Selain itu, ujar Anam, penahanan akan mengurangi potensi terjadinya kekerasan dan penyiksaan kepada terduga pelaku. Sekaligus mengurangi penyalahgunaan kewenangan aparat penegak hukum.

BACA JUGA: Usai Cek Lokasi Ini, Panglima Perintahkan Pangdam, Bombardir!

"Dengan pengurangan penahanan, akan mengurangi signifikan. Dengan mempertanyakan apa gunanya penahanan dengan perkembangan teknologi dan sebaginya, itu bisa mengurangi signifikansi penahanan dan tindakan yang menyertai," beber dia.

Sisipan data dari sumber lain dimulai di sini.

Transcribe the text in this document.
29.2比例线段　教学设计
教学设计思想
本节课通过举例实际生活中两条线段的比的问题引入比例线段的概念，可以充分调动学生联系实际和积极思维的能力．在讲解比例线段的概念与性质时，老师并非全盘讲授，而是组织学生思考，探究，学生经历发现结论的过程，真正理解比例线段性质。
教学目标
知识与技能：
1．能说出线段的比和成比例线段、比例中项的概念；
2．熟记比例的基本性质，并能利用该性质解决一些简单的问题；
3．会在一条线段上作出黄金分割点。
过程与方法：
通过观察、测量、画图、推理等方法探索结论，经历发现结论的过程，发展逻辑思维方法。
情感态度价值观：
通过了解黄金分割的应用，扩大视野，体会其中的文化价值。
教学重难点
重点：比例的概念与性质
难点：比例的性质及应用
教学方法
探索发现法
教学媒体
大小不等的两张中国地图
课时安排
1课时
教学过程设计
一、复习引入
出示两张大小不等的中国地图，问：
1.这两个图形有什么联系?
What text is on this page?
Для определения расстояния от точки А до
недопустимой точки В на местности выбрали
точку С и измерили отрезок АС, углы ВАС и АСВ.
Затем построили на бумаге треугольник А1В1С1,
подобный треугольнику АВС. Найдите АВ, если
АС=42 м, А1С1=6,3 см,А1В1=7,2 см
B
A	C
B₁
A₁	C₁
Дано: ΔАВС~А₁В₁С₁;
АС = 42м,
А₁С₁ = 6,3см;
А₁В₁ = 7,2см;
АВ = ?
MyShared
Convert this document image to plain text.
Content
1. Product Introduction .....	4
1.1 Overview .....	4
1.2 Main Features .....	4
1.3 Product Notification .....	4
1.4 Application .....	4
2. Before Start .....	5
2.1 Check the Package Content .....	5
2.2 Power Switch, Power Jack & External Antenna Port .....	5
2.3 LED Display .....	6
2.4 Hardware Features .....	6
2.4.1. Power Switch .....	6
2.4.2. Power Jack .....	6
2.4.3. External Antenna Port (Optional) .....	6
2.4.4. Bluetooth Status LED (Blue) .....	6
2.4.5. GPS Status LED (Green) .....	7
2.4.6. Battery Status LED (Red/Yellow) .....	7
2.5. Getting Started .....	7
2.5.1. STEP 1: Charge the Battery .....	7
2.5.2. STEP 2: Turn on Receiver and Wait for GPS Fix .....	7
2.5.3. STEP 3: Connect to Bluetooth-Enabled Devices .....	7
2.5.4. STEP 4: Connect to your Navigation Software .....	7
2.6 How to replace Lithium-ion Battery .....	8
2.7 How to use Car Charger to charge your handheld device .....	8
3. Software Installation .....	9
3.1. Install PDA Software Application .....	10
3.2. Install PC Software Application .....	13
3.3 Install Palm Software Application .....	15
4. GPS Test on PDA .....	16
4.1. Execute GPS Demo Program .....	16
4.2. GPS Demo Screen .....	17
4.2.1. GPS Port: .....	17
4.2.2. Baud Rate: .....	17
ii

Sebelumnya, YLBHI melakukan riset sepanjang 2020 terhadap 161 kasus orang berhadapan dengan hukum. Dari keseluruhan kasus, terdapat 113 di antaranya berstatus berkas lengkap.

Atas kasus dengan berkas lengkap, sebanyak 103 di antaranya berujung pada penahanan. Dengan 93 di antaranya berstatus sebagai tahanan dewasa.

Dari 93 kasus itu, YLBHI menemukan terdapat unsur pemaksaan penahanan orang berhadapan dengan hukum.

Wakil Ketua Bidang Manajemen Pengetahuan YLBHI Aditia Bagus Santoso menyebutkan, terdapat dua modus dilakukan penegak hukum ketika pasal yang disangkakan tidak memenuhi syarat penahanan.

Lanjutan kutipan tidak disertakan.